The Ontario Court of Appeal judges considered mainly whether the municipality could be considered an employer under the OHSA, which is deemed to be public welfare legislation to be interpreted broadly to protect workers.  

The judges found an “employer” in the OHSAmeans a person who employs one or more workers or contracts for the services of one or more workers and includes a contractor or subcontractor who performs work or supplies services and a contractor or subcontractor who undertakes with an owner, constructor, contractor or subcontractor to perform work or supply services.” 

The definition encompasses both employing and contracting of workers, the court held, leaning on R. v. Wyssen, 1992 CanLII 7598 (Ont. C.A.), which covers the two relationships.
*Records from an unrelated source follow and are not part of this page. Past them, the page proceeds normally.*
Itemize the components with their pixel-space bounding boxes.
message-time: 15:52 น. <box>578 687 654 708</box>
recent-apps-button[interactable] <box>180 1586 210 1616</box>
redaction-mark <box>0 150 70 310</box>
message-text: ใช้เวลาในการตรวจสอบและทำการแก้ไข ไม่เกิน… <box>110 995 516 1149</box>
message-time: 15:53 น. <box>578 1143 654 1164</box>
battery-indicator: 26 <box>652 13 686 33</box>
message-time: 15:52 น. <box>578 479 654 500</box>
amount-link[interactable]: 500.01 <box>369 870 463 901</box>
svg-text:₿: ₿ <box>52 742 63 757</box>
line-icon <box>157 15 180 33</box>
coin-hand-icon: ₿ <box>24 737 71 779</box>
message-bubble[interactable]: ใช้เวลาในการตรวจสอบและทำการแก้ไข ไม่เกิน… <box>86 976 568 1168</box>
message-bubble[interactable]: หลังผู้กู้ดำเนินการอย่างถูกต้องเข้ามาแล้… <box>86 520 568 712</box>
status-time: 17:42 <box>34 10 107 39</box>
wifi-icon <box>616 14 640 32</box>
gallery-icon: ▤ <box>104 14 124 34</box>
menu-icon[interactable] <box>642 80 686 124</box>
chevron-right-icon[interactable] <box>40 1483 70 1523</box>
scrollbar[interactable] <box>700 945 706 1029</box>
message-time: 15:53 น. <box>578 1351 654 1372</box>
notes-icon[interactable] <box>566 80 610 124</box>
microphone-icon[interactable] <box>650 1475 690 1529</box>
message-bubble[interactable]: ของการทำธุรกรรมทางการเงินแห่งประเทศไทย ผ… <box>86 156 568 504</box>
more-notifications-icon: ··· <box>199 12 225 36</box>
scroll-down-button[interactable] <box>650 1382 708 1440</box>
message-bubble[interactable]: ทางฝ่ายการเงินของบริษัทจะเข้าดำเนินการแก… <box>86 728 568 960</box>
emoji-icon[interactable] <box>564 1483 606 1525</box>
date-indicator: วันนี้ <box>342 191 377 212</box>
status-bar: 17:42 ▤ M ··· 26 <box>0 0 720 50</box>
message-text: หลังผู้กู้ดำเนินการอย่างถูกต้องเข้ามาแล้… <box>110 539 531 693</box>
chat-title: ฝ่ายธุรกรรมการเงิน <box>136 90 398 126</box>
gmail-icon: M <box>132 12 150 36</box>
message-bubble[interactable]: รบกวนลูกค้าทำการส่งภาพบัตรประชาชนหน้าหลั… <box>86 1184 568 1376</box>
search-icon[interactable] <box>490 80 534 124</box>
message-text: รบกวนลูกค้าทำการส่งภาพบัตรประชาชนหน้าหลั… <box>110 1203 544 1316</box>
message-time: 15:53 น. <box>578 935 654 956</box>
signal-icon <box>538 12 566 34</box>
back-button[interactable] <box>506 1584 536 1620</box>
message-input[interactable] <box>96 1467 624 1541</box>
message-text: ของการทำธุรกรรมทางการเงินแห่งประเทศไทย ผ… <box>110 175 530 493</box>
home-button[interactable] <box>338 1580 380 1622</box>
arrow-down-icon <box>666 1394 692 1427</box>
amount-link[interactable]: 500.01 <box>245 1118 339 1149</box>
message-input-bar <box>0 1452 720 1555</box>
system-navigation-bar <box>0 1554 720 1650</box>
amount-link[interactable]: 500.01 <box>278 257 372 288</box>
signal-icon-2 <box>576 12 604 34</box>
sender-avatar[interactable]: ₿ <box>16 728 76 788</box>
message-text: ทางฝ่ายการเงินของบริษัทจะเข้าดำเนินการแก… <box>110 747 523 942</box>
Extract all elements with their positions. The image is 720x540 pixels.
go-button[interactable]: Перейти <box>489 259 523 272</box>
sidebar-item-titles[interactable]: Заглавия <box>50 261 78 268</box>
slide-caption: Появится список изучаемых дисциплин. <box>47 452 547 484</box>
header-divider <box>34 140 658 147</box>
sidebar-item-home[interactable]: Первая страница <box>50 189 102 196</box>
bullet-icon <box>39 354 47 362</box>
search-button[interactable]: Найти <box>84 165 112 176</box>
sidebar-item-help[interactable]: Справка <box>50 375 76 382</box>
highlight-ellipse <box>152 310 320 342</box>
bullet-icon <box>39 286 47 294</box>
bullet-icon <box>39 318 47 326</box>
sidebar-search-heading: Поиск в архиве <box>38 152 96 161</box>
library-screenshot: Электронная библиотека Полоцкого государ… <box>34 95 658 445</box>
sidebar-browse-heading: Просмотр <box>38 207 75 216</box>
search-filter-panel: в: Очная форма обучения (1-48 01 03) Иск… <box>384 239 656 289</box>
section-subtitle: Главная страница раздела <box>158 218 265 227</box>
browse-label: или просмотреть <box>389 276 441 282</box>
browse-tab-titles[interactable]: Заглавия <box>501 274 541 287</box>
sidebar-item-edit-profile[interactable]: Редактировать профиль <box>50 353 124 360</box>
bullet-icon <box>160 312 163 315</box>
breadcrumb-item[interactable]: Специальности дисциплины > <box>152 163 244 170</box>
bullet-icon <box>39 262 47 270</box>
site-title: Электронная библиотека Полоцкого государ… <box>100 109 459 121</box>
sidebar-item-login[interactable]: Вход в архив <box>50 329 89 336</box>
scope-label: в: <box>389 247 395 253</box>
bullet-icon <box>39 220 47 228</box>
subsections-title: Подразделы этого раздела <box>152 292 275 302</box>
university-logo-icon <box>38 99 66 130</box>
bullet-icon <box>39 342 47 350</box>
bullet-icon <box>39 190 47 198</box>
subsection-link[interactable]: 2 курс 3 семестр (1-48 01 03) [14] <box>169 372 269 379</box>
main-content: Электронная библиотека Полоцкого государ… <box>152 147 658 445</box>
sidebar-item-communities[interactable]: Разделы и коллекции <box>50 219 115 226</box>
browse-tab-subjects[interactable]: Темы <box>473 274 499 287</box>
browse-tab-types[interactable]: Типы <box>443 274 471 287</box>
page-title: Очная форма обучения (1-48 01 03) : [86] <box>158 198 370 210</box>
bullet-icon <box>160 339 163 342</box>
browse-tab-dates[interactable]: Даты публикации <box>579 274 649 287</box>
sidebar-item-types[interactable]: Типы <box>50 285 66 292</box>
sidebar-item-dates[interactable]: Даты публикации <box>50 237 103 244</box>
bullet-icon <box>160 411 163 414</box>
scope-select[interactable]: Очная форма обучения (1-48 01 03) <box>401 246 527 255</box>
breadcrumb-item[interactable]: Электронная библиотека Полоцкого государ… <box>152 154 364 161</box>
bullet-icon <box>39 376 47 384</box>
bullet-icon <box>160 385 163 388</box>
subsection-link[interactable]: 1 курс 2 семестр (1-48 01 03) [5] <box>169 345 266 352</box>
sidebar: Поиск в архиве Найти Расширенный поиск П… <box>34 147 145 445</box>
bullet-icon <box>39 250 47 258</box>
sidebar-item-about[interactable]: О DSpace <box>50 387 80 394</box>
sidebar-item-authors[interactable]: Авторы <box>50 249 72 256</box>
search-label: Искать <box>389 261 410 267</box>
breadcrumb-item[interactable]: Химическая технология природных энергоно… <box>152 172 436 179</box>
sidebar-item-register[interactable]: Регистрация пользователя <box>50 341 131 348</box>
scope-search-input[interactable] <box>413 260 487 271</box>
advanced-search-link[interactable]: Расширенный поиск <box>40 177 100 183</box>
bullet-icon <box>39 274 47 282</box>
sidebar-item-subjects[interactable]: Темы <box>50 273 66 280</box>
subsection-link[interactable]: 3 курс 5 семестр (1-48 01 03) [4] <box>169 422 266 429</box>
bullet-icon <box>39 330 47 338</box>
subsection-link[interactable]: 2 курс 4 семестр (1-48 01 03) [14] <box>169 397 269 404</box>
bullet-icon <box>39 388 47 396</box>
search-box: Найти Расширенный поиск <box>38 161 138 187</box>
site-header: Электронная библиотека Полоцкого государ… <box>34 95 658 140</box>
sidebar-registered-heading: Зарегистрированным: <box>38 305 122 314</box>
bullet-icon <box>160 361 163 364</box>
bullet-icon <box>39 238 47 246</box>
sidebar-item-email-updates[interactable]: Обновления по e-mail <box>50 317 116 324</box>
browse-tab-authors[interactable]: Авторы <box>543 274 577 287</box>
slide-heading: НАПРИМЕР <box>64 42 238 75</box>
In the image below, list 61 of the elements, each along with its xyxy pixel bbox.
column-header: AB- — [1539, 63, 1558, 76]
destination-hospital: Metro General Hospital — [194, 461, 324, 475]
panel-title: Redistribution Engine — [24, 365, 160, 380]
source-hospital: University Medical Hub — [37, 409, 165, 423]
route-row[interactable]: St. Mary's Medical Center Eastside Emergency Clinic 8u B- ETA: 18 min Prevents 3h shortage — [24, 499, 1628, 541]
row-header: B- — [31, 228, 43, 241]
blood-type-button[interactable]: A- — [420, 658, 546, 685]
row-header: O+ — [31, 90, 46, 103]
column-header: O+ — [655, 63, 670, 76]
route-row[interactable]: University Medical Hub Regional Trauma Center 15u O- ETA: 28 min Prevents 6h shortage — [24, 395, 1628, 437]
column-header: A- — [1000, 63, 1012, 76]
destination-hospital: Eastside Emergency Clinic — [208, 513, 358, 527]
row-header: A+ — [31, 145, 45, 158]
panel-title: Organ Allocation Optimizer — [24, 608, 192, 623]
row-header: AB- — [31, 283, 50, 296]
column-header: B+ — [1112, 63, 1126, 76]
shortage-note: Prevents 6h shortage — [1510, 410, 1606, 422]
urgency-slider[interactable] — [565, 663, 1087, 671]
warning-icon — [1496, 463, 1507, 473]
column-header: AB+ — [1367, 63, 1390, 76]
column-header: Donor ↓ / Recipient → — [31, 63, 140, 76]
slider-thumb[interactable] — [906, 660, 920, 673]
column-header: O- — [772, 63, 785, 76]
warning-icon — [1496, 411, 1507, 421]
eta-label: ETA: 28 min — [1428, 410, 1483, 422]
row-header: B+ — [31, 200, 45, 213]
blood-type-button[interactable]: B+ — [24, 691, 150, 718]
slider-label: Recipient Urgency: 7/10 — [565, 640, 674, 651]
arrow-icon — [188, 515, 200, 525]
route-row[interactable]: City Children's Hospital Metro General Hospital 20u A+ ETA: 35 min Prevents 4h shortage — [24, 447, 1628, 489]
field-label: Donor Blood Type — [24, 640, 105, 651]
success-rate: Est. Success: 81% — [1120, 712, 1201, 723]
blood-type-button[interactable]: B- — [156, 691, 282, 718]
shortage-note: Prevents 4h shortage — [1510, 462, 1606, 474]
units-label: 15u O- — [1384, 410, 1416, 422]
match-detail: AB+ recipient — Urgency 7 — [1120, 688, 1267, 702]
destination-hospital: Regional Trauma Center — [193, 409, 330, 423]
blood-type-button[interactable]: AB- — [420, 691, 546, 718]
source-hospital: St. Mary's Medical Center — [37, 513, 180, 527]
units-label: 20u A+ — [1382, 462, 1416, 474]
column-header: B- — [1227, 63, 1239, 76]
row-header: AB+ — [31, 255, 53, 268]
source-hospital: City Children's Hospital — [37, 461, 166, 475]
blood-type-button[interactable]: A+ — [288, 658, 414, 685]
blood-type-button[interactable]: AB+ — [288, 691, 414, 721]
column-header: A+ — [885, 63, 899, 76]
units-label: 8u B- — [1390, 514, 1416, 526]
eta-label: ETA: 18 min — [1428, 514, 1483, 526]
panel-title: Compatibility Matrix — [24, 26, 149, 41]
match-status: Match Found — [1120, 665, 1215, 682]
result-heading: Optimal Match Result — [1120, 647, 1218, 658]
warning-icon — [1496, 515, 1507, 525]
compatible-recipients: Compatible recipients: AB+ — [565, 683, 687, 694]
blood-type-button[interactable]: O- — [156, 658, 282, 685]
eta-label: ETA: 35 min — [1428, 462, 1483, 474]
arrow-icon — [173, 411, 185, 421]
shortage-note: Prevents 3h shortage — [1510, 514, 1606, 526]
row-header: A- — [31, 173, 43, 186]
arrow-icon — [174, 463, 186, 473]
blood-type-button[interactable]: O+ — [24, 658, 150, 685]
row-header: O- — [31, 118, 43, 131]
A person “who employs one or more workers” is therefore an employer for the purposes of the act and is responsible for ensuring compliance with the act in the workplace, the court held. 

The appeal court held the OHSA sets out there can be an overlapping duty for health and safety and the multiple employers that could be on site. The Wyssen ruling states in the enforcement provisions in the act, employers are “virtually in the position of an insurer who must make certain that the prescribed regulations for safety in the work place have been complied with before work is undertaken by either employees or independent contractors.”

The Ontario appeal judges ruled: “In this case, there is no doubt that city inspectors — employees employed directly by the city — were present on the project site and performed a variety of tasks. Among other things, they monitored the jobsite for quality control purposes and monitored the progress of the work to confirm that the city was receiving the work it was paying for.”

The city filed to take the case to the SCC late last year and was recently granted leave it would be heard. Lawyer Ryan Conlin, a partner in Toronto-based Stringer LLP and one of the lawyers who pleaded the case on behalf of the city in the Ontario appeals court, said his firm will be acting as counsel again for the city in the SCC hearing. He was unable to comment any further.

But the decision has drawn concern and comment from other labour and employment lawyers.  Warning, John Illingworth and Cheryl Edwards blogged that the decision “should be of concern to all ‘owners’ and ‘employers’ as it could significantly expand liabilities under the Ontario Occupational Health and Safety Act on construction projects, and affect advance planning and structures for construction project safety and management by parties, particularly owners.”

Warning said he is hoping the review by the SCC will place the ruling in a contextual basis.

“It is a very narrow ruling,” he said, as it only focuses on determining whether the municipality meets the definition. 

The courts have fleshed out other such rulings.   

Warning said one such ruling occurred in Blue Mountain Resorts Limited v. Ontario (The Ministry of Labour and The Ontario Labour Relations Board), 2011 ONSC 3057. A guest at the resort drowned in the pool and an inspector for the MOL learned of it and cited the report for not reporting the fatal incident under OHSA requirements. 

The inspector held the person did not have to be an employee, the pool was a workplace and it did not matter there were no employees present. The Ontario Labour Relations Board supported the inspector and subsequent judicial reviews of the decision occurred landing it before the Ontario Supreme Court in 2013, which placed the situation in context. 

It determined the board’s interpretation of s. 51(1) was unreasonable, as it led to the conclusion that “every death or critical injury to anyone, anywhere, whatever the cause, must be reported.”

A proper interpretation of s. 51(1) “requires that there be some reasonable nexus between the hazard giving rise to the death or critical injury and a realistic risk to worker safety at that site. There was no such nexus here.”

Warning said cases before the SCC can take a year for a decision. If the SCC sides with the lower courts, “that will be the end of it,” he said. But, if the ruling stands, the case would be remitted to a lower court to hear a due diligence defence and the onus of project owners for health and safety will be broadened.